The paper by M. Kromer et al. titled "The peculiar Type Ia supernova iPTF14atg: Chandrasekhar-mass explosion or violent merger?" offers a detailed examination of the peculiar Type Ia supernova (SN Ia) iPTF14atg, which presents unique challenges to conventional supernova models. This paper evaluates the progenitor scenarios and explosion mechanisms to elucidate the nature of iPTF14atg by comparing state-of-the-art theoretical models with observations.

Key Observations and Claims

iPTF14atg, discovered in the galaxy IC 831, garnered attention due to its subluminous nature and distinctive early-time UV flash detected in its light curves. This UV emission was initially hypothesized to result from interaction between the SN ejecta and a companion star in a single-degenerate (SD) progenitor system. The authors conduct a comprehensive analysis using synthetic observables from multidimensional explosion models to test this hypothesis against alternative scenarios, such as a double-degenerate (DD) progenitor channel.

The paper emphasizes several critical observations:

• Difficulty in reconciling the spectral evolution of iPTF14atg within the traditional SD progenitor framework.
• The violent merger of two carbon-oxygen white dwarfs (CO WDs) with masses of 0.9 and 0.76 M☉ respectively, emerges as a promising model.
• This merger scenario aligns with the spectral evolution of iPTF14atg from 10 days before maximum light to several weeks post-maximum but does not naturally account for the initial UV flash.

Theoretical Implications

The investigation highlights the ongoing debate around SN Ia progenitors, traditionally dividing scenarios into SD and DD categories. The analysis of iPTF14atg contributes to this discourse by challenging established models and proposing adaptations in the violent merger framework. The match of synthetic observables to iPTF14atg characteristics provides compelling evidence for DD scenarios in certain subluminous SNe Ia, such as iPTF14atg, although the enigmatic early UV flash remains unresolved.

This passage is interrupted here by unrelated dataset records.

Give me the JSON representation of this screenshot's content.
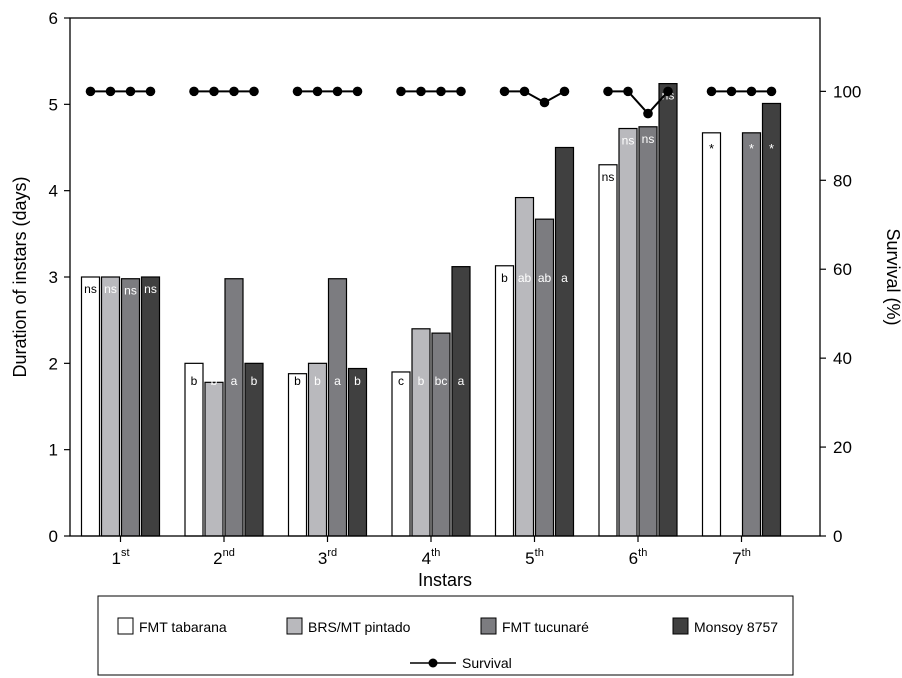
{
  "chart_data": {
    "type": "bar",
    "xlabel": "Instars",
    "ylabel": "Duration of instars (days)",
    "y2label": "Survival (%)",
    "ylim": [
      0,
      6
    ],
    "y2lim": [
      0,
      116.5
    ],
    "yticks": [
      "0",
      "1",
      "2",
      "3",
      "4",
      "5",
      "6"
    ],
    "y2ticks": [
      "0",
      "20",
      "40",
      "60",
      "80",
      "100"
    ],
    "categories": [
      {
        "base": "1",
        "sup": "st"
      },
      {
        "base": "2",
        "sup": "nd"
      },
      {
        "base": "3",
        "sup": "rd"
      },
      {
        "base": "4",
        "sup": "th"
      },
      {
        "base": "5",
        "sup": "th"
      },
      {
        "base": "6",
        "sup": "th"
      },
      {
        "base": "7",
        "sup": "th"
      }
    ],
    "series": [
      {
        "name": "FMT tabarana",
        "color": "#ffffff",
        "values": [
          3.0,
          2.0,
          1.88,
          1.9,
          3.13,
          4.3,
          4.67
        ],
        "labels": [
          "ns",
          "b",
          "b",
          "c",
          "b",
          "ns",
          "*"
        ]
      },
      {
        "name": "BRS/MT pintado",
        "color": "#b9b9bd",
        "values": [
          3.0,
          1.78,
          2.0,
          2.4,
          3.92,
          4.72,
          null
        ],
        "labels": [
          "ns",
          "b",
          "b",
          "b",
          "ab",
          "ns",
          ""
        ]
      },
      {
        "name": "FMT tucunaré",
        "color": "#7c7c80",
        "values": [
          2.98,
          2.98,
          2.98,
          2.35,
          3.67,
          4.74,
          4.67
        ],
        "labels": [
          "ns",
          "a",
          "a",
          "bc",
          "ab",
          "ns",
          "*"
        ]
      },
      {
        "name": "Monsoy 8757",
        "color": "#404040",
        "values": [
          3.0,
          2.0,
          1.94,
          3.12,
          4.5,
          5.24,
          5.01
        ],
        "labels": [
          "ns",
          "b",
          "b",
          "a",
          "a",
          "ns",
          "*"
        ]
      }
    ],
    "survival": {
      "name": "Survival",
      "values": [
        [
          100,
          100,
          100,
          100
        ],
        [
          100,
          100,
          100,
          100
        ],
        [
          100,
          100,
          100,
          100
        ],
        [
          100,
          100,
          100,
          100
        ],
        [
          100,
          100,
          97.5,
          100
        ],
        [
          100,
          100,
          95,
          100
        ],
        [
          100,
          100,
          100,
          100
        ]
      ]
    },
    "legend_position": "bottom",
    "grid": false
  }
}
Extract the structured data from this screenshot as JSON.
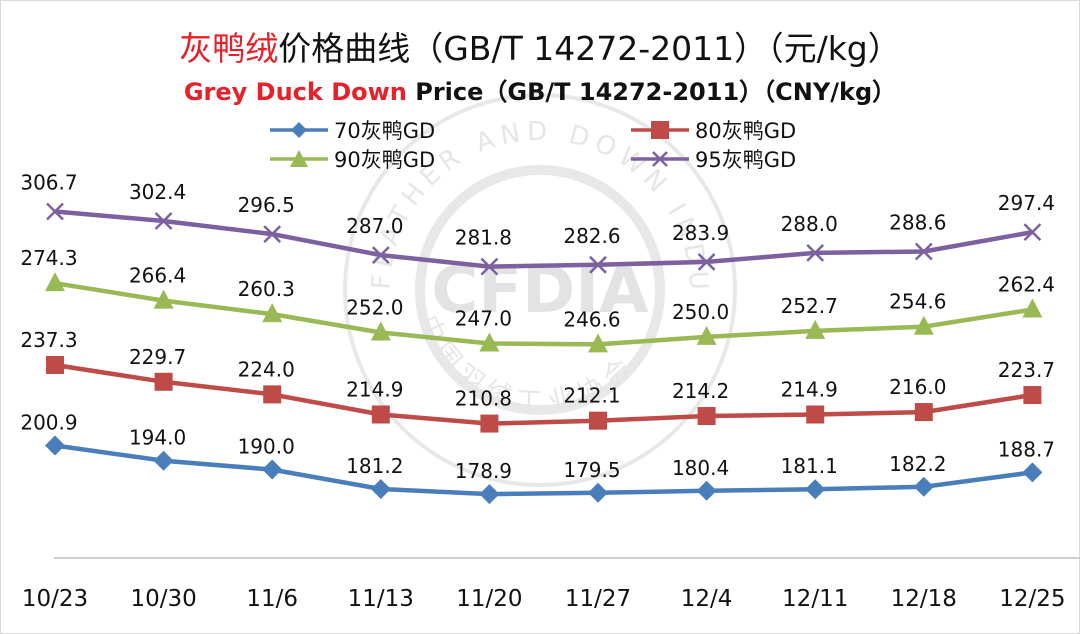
{
  "header": {
    "title_cn_red": "灰鸭绒",
    "title_cn_rest": "价格曲线（GB/T 14272-2011）（元/kg）",
    "title_en_red": "Grey Duck Down",
    "title_en_rest": " Price（GB/T 14272-2011）（CNY/kg）"
  },
  "colors": {
    "70": "#4a7ebb",
    "80": "#be4b48",
    "90": "#98b954",
    "95": "#7d60a0",
    "title_red": "#e8202a"
  },
  "watermark": {
    "text_arc_en": "FEATHER AND DOWN INDUSTRIAL",
    "text_arc_cn": "中国羽绒工业协会",
    "logo_text": "CFDIA"
  },
  "chart_data": {
    "type": "line",
    "title": "灰鸭绒价格曲线（GB/T 14272-2011）（元/kg）",
    "subtitle": "Grey Duck Down Price（GB/T 14272-2011）（CNY/kg）",
    "categories": [
      "10/23",
      "10/30",
      "11/6",
      "11/13",
      "11/20",
      "11/27",
      "12/4",
      "12/11",
      "12/18",
      "12/25"
    ],
    "ylim": [
      150,
      330
    ],
    "grid": false,
    "legend_position": "top",
    "series": [
      {
        "key": "70",
        "name": "70灰鸭GD",
        "marker": "diamond",
        "color": "#4a7ebb",
        "values": [
          200.9,
          194.0,
          190.0,
          181.2,
          178.9,
          179.5,
          180.4,
          181.1,
          182.2,
          188.7
        ],
        "labels": [
          "200.9",
          "194.0",
          "190.0",
          "181.2",
          "178.9",
          "179.5",
          "180.4",
          "181.1",
          "182.2",
          "188.7"
        ]
      },
      {
        "key": "80",
        "name": "80灰鸭GD",
        "marker": "square",
        "color": "#be4b48",
        "values": [
          237.3,
          229.7,
          224.0,
          214.9,
          210.8,
          212.1,
          214.2,
          214.9,
          216.0,
          223.7
        ],
        "labels": [
          "237.3",
          "229.7",
          "224.0",
          "214.9",
          "210.8",
          "212.1",
          "214.2",
          "214.9",
          "216.0",
          "223.7"
        ]
      },
      {
        "key": "90",
        "name": "90灰鸭GD",
        "marker": "triangle",
        "color": "#98b954",
        "values": [
          274.3,
          266.4,
          260.3,
          252.0,
          247.0,
          246.6,
          250.0,
          252.7,
          254.6,
          262.4
        ],
        "labels": [
          "274.3",
          "266.4",
          "260.3",
          "252.0",
          "247.0",
          "246.6",
          "250.0",
          "252.7",
          "254.6",
          "262.4"
        ]
      },
      {
        "key": "95",
        "name": "95灰鸭GD",
        "marker": "cross",
        "color": "#7d60a0",
        "values": [
          306.7,
          302.4,
          296.5,
          287.0,
          281.8,
          282.6,
          283.9,
          288.0,
          288.6,
          297.4
        ],
        "labels": [
          "306.7",
          "302.4",
          "296.5",
          "287.0",
          "281.8",
          "282.6",
          "283.9",
          "288.0",
          "288.6",
          "297.4"
        ]
      }
    ]
  }
}
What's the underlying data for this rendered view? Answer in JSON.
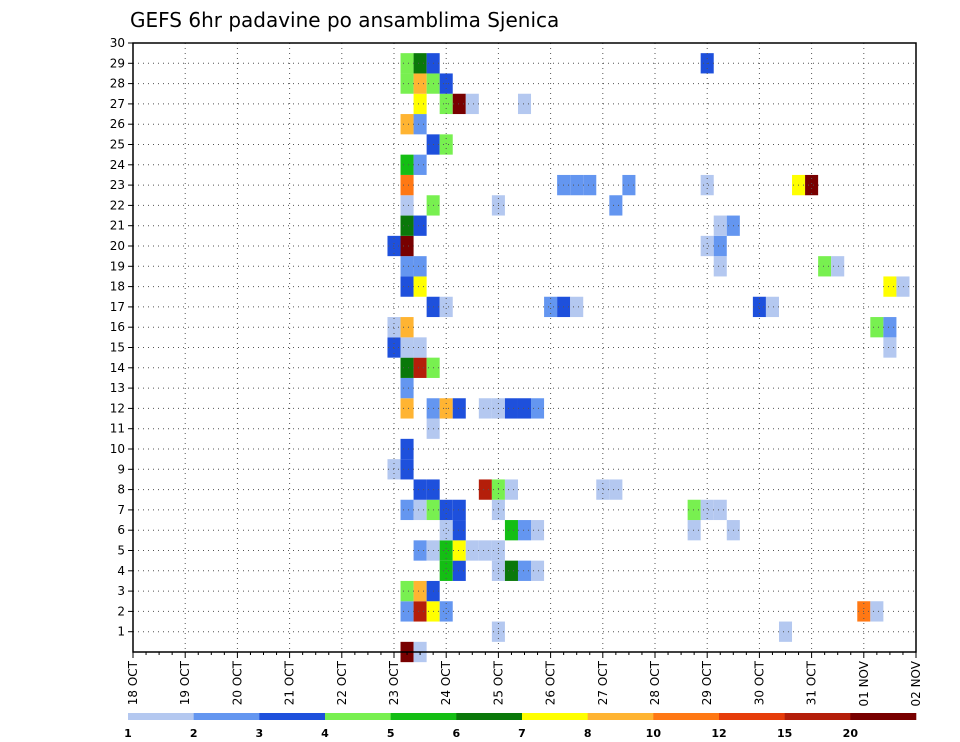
{
  "chart_data": {
    "type": "heatmap",
    "title": "GEFS 6hr padavine po ansamblima Sjenica",
    "x_tick_labels": [
      "18 OCT",
      "19 OCT",
      "20 OCT",
      "21 OCT",
      "22 OCT",
      "23 OCT",
      "24 OCT",
      "25 OCT",
      "26 OCT",
      "27 OCT",
      "28 OCT",
      "29 OCT",
      "30 OCT",
      "31 OCT",
      "01 NOV",
      "02 NOV"
    ],
    "y_tick_labels": [
      "1",
      "2",
      "3",
      "4",
      "5",
      "6",
      "7",
      "8",
      "9",
      "10",
      "11",
      "12",
      "13",
      "14",
      "15",
      "16",
      "17",
      "18",
      "19",
      "20",
      "21",
      "22",
      "23",
      "24",
      "25",
      "26",
      "27",
      "28",
      "29",
      "30"
    ],
    "x_range_days": [
      0,
      15
    ],
    "y_range_members": [
      0,
      30
    ],
    "grid": true,
    "legend_placement": "bottom",
    "color_scale": {
      "labels": [
        "1",
        "2",
        "3",
        "4",
        "5",
        "6",
        "7",
        "8",
        "10",
        "12",
        "15",
        "20"
      ],
      "colors": [
        "#b4c8f0",
        "#6496f0",
        "#1e50dc",
        "#78f050",
        "#14be14",
        "#0a780a",
        "#ffff00",
        "#ffb432",
        "#ff7814",
        "#e63c0a",
        "#b41e0a",
        "#780000"
      ]
    },
    "cells": [
      [
        5.25,
        0,
        11
      ],
      [
        5.5,
        0,
        0
      ],
      [
        7.0,
        1,
        0
      ],
      [
        12.5,
        1,
        0
      ],
      [
        5.25,
        2,
        1
      ],
      [
        5.5,
        2,
        10
      ],
      [
        5.75,
        2,
        6
      ],
      [
        6.0,
        2,
        1
      ],
      [
        14.0,
        2,
        8
      ],
      [
        14.25,
        2,
        0
      ],
      [
        5.25,
        3,
        3
      ],
      [
        5.5,
        3,
        7
      ],
      [
        5.75,
        3,
        2
      ],
      [
        6.0,
        4,
        4
      ],
      [
        6.25,
        4,
        2
      ],
      [
        7.0,
        4,
        0
      ],
      [
        7.25,
        4,
        5
      ],
      [
        7.5,
        4,
        1
      ],
      [
        7.75,
        4,
        0
      ],
      [
        5.5,
        5,
        1
      ],
      [
        5.75,
        5,
        0
      ],
      [
        6.0,
        5,
        4
      ],
      [
        6.25,
        5,
        6
      ],
      [
        6.5,
        5,
        0
      ],
      [
        6.75,
        5,
        0
      ],
      [
        7.0,
        5,
        0
      ],
      [
        6.0,
        6,
        0
      ],
      [
        6.25,
        6,
        2
      ],
      [
        7.25,
        6,
        4
      ],
      [
        7.5,
        6,
        1
      ],
      [
        7.75,
        6,
        0
      ],
      [
        10.75,
        6,
        0
      ],
      [
        11.5,
        6,
        0
      ],
      [
        5.25,
        7,
        1
      ],
      [
        5.5,
        7,
        0
      ],
      [
        5.75,
        7,
        3
      ],
      [
        6.0,
        7,
        2
      ],
      [
        6.25,
        7,
        2
      ],
      [
        7.0,
        7,
        0
      ],
      [
        10.75,
        7,
        3
      ],
      [
        11.0,
        7,
        0
      ],
      [
        11.25,
        7,
        0
      ],
      [
        5.5,
        8,
        2
      ],
      [
        5.75,
        8,
        2
      ],
      [
        6.75,
        8,
        10
      ],
      [
        7.0,
        8,
        3
      ],
      [
        7.25,
        8,
        0
      ],
      [
        9.0,
        8,
        0
      ],
      [
        9.25,
        8,
        0
      ],
      [
        5.0,
        9,
        0
      ],
      [
        5.25,
        9,
        2
      ],
      [
        5.25,
        10,
        2
      ],
      [
        5.75,
        11,
        0
      ],
      [
        5.25,
        12,
        7
      ],
      [
        5.75,
        12,
        1
      ],
      [
        6.0,
        12,
        7
      ],
      [
        6.25,
        12,
        2
      ],
      [
        6.75,
        12,
        0
      ],
      [
        7.0,
        12,
        0
      ],
      [
        7.25,
        12,
        2
      ],
      [
        7.5,
        12,
        2
      ],
      [
        7.75,
        12,
        1
      ],
      [
        5.25,
        13,
        1
      ],
      [
        5.25,
        14,
        5
      ],
      [
        5.5,
        14,
        10
      ],
      [
        5.75,
        14,
        3
      ],
      [
        5.0,
        15,
        2
      ],
      [
        5.25,
        15,
        0
      ],
      [
        5.5,
        15,
        0
      ],
      [
        14.5,
        15,
        0
      ],
      [
        5.0,
        16,
        0
      ],
      [
        5.25,
        16,
        7
      ],
      [
        14.25,
        16,
        3
      ],
      [
        14.5,
        16,
        1
      ],
      [
        5.75,
        17,
        2
      ],
      [
        6.0,
        17,
        0
      ],
      [
        8.0,
        17,
        1
      ],
      [
        8.25,
        17,
        2
      ],
      [
        8.5,
        17,
        0
      ],
      [
        12.0,
        17,
        2
      ],
      [
        12.25,
        17,
        0
      ],
      [
        5.25,
        18,
        2
      ],
      [
        5.5,
        18,
        6
      ],
      [
        14.5,
        18,
        6
      ],
      [
        14.75,
        18,
        0
      ],
      [
        5.25,
        19,
        1
      ],
      [
        5.5,
        19,
        1
      ],
      [
        11.25,
        19,
        0
      ],
      [
        13.25,
        19,
        3
      ],
      [
        13.5,
        19,
        0
      ],
      [
        5.0,
        20,
        2
      ],
      [
        5.25,
        20,
        11
      ],
      [
        11.0,
        20,
        0
      ],
      [
        11.25,
        20,
        1
      ],
      [
        5.25,
        21,
        5
      ],
      [
        5.5,
        21,
        2
      ],
      [
        11.25,
        21,
        0
      ],
      [
        11.5,
        21,
        1
      ],
      [
        5.25,
        22,
        0
      ],
      [
        5.75,
        22,
        3
      ],
      [
        7.0,
        22,
        0
      ],
      [
        9.25,
        22,
        1
      ],
      [
        5.25,
        23,
        8
      ],
      [
        8.25,
        23,
        1
      ],
      [
        8.5,
        23,
        1
      ],
      [
        8.75,
        23,
        1
      ],
      [
        9.5,
        23,
        1
      ],
      [
        11.0,
        23,
        0
      ],
      [
        12.75,
        23,
        6
      ],
      [
        13.0,
        23,
        11
      ],
      [
        5.25,
        24,
        4
      ],
      [
        5.5,
        24,
        1
      ],
      [
        5.75,
        25,
        2
      ],
      [
        6.0,
        25,
        3
      ],
      [
        5.25,
        26,
        7
      ],
      [
        5.5,
        26,
        1
      ],
      [
        5.5,
        27,
        6
      ],
      [
        6.0,
        27,
        3
      ],
      [
        6.25,
        27,
        11
      ],
      [
        6.5,
        27,
        0
      ],
      [
        7.5,
        27,
        0
      ],
      [
        5.25,
        28,
        3
      ],
      [
        5.5,
        28,
        7
      ],
      [
        5.75,
        28,
        3
      ],
      [
        6.0,
        28,
        2
      ],
      [
        5.25,
        29,
        3
      ],
      [
        5.5,
        29,
        5
      ],
      [
        5.75,
        29,
        2
      ],
      [
        11.0,
        29,
        2
      ]
    ]
  }
}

The implications of these findings are significant:

1. Progenitor Diversity: Suggests the necessity of broad consideration of progenitor systems beyond the conventional Chandrasekhar-mass models. High-resolution merger models could reveal nuances in surface radioactivity and CSM interactions impacting early-time features.
2. Surface Radioactivity and Circum-Stellar Interaction: Calls for future simulations to explore non-spherically symmetric CSM configurations or He ignited mergers that might shed light on the preliminary UV emissions observed in iPTF14atg.

Conclusion and Future Directions

The paper asserts that while current models struggle to encapsulate the full spectrum of iPTF14atg's properties, modifications to the DD merger theory, particularly considering low metallicity impacts, hold promising potential. Further investigations are advocated, requiring enhanced hydrodynamic and radiative transfer modeling to account for asymmetric geometries and interactions in SN Ia explosions.

As diverse SN characteristics continue to emerge, this research underscores the complexity inherent in supernova progenitor scenarios and the consequences for cosmological distance measurements. The exploration of 2002es-like supernovae through such detailed theoretical scrutiny paves the way for future advancements in astrophysical modeling and understanding of stellar evolution dynamics.